Capturing “Clean” Planar Sections for the FARO arm

With a mechanical FARO arm, one of the biggest challenges when scanning aircraft structures is in getting just the right data.  What you ideally want is the simplest, most orderly points which will get the job done.  On some projects, that’s a relatively easy task.   On the Giles G-200 cowling project, digitizing the back of the cowl where it meets up with the front of the fuselage is a relatively easy task – the joggle in the fuselage skin provides a very nice reference.  As you can see in this photo, I typically put a strip of painters tape just behind the joggle, and capture a set of points along each edge of the tape:

Depending on how much curvature is in the part, I will do more or less points, but I always try to keep them evenly spaced.  For this section, I used a 1″ spacing between the points.   By capturing a “band” of points like this, I can create a nice and clean surface that includes both the positional and tangential data for the cowling to mate up with:

But what about when you need to scan something that has no joggle or reference from which to align your scanning?  The most troublesome example of this for me has been wings – especially composite wings that are tapered.  What we want to capture is a very clean planar section of a wing – we want the data points to more or less reside in one single plane.  I spent a great deal of time trying to come up with a solution to this problem, and I’m happy to report that I finally come up with a very nice trick.  I started by looking for a laser level/plumb that was self leveling and wouldn’t cost a fortune.  I found this nice unit on eBay for about $250:

It’s a PLS180 made by Pacific Laser Systems.  It shoots out both a plumb and level line, and can be mounted to a camera tripod.  Now, a plumb line will work great for a wing – but only for one side!  So, I set about trying to come up with a way to reflect the plumb line that I shoot onto the top of the wing onto the bottom surface as well.  I had all these wild ideas about mounting the unit to some sort of mirror holding fixture, but it seemed like an awful lot of work for something that should be simple.  Finally I came up with what I felt was a simple and elegant solution – and so I present to you the best idea I’ve had in quite some time.  A mirror.  Taped to some sheet foam.  Floating in a bin filled with a few inches of water.

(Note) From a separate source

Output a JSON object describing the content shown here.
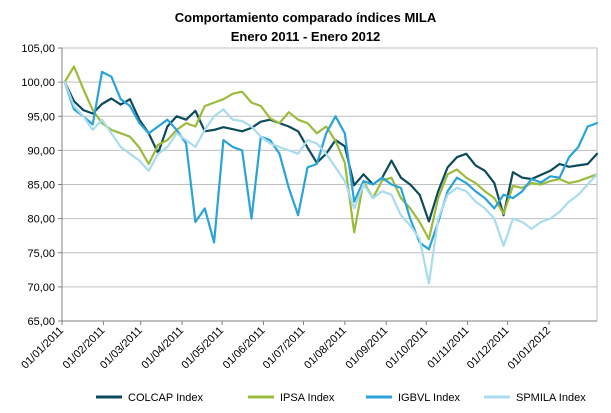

Yes indeed, in the bottom of the above pictures you can see my grand invention.  Since the PLS180 is self leveling, and the water in the bin naturally settles to level, by floating a mirror in the bin I can shoot the laser line onto the bottom of the wing in exactly the same plane as the top.  Here is the laser line on the top of the wing:

And here it is along the bottom:

Since the laser level and the mirror reflect the line onto the leading edge of the wing, you can watch the bottom line synch up with the top line as the water settles down.  Here it is after the water has completely settled, as you can see there is barely any discernible overlap, which tells us it’s working perfectly:

There was one instance when I was setting up where the top and  bottom line did not line up, and I sat there for a few minutes trying to figure out what I had done wrong.  I pushed one corner of the mirror down, and an air bubble “burped” out from under the foam on the other side!  After that, the line settled perfectly into position.  Now I simply slide the mirror into the tub at a slight angle so that the air can escape.  The result of this was some of the cleanest data I’ve ever gotten from the FARO arm:

Here’s a view of the outboard section scan – as you can see all the points line up very nicely in a plane:

Starting with nice orderly data like this just makes EVERYTHING easier downstream during the design process.  Although not everyone out there has a FARO arm, I’m sure some of you will find this trick useful whenever you need to project a section line on both sides of an object.